What really just happened when Google Panda 3.3 was launched? Essentially, Google windswept the web for websites which it deems to have unnatural links. Google got smarter. Although websites are producing links via SEO articles, Panda 3.3 penalised those sites which are obtaining thousands of links which are poor quality and which usually are derived from distributing content thru networked blogs as well as other automated circulation services.

In the past, Google only penalized sites that resorted to link buying activities to manipulate PageRank. At this time, Google got smarter and visited websites which, while depending on content marketing techniques for link building, got their contents from automated circulation services, networked blogs, as well as other low quality web sites which can put unrelated links to another website for the purpose of ranking.

It would seem Google is always consistently changing its algorithms, and as it does, investments in SEO become very risky and volatile. should companies stop creating and optimizing websites?

The easy and clear answer is certainly no. The world wide web is an excellent playing field in particular for start-ups and SMEs that have minimal principal, yet desire to reach a global market for their product at a very cheap cost.

In place of being daunted by Google, businesses must align with Google's optimisation guidelines, regardless of these standards regularly upgrading.

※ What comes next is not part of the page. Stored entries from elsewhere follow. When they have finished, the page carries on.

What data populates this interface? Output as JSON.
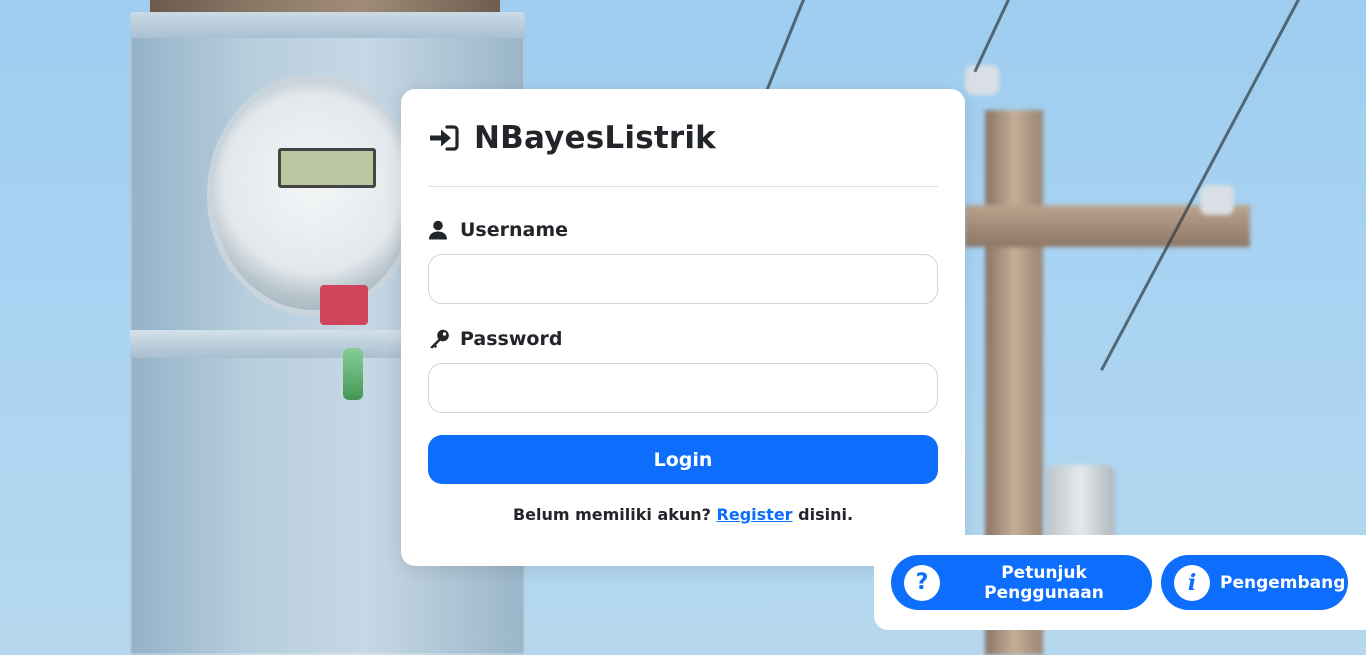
{
  "app": {
    "title": "NBayesListrik"
  },
  "form": {
    "username_label": "Username",
    "username_value": "",
    "username_placeholder": "",
    "password_label": "Password",
    "password_value": "",
    "password_placeholder": "",
    "login_label": "Login"
  },
  "register": {
    "prefix": "Belum memiliki akun?",
    "link_label": "Register",
    "suffix": "disini."
  },
  "help_panel": {
    "guide_label": "Petunjuk Penggunaan",
    "guide_icon": "question-circle-icon",
    "developer_label": "Pengembang",
    "developer_icon": "info-circle-icon"
  },
  "colors": {
    "primary": "#0d6efd",
    "card_background": "#ffffff",
    "text": "#222529",
    "sky": "#a9d3f2"
  }
}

To align with Google, website owners have a rule of thumb to abide by: What Google desires for its site visitors. And Google only wants quality, relevant content. Currently, website owners must start thinking about what Google wants from the very commencement of the site creation when they are just conceptualising the website. Having zero content and 100% images on the website seriously isn't good for Google, because it is not able to index and examine what the site is about. Google has crawlers and humans to read the websites. Having flash elements is also not good since Googlebot simply does not index flash.

Accepting that Google will continually raise the bar for quality in websites and content shared in the web by these web sites will help alleviate the website owners concern over creating and optimizing websites. After all, there is nothing off beam about striving for quality and being the best website amongst your rivals, both in Google's eyes and in your potential customers' eyes.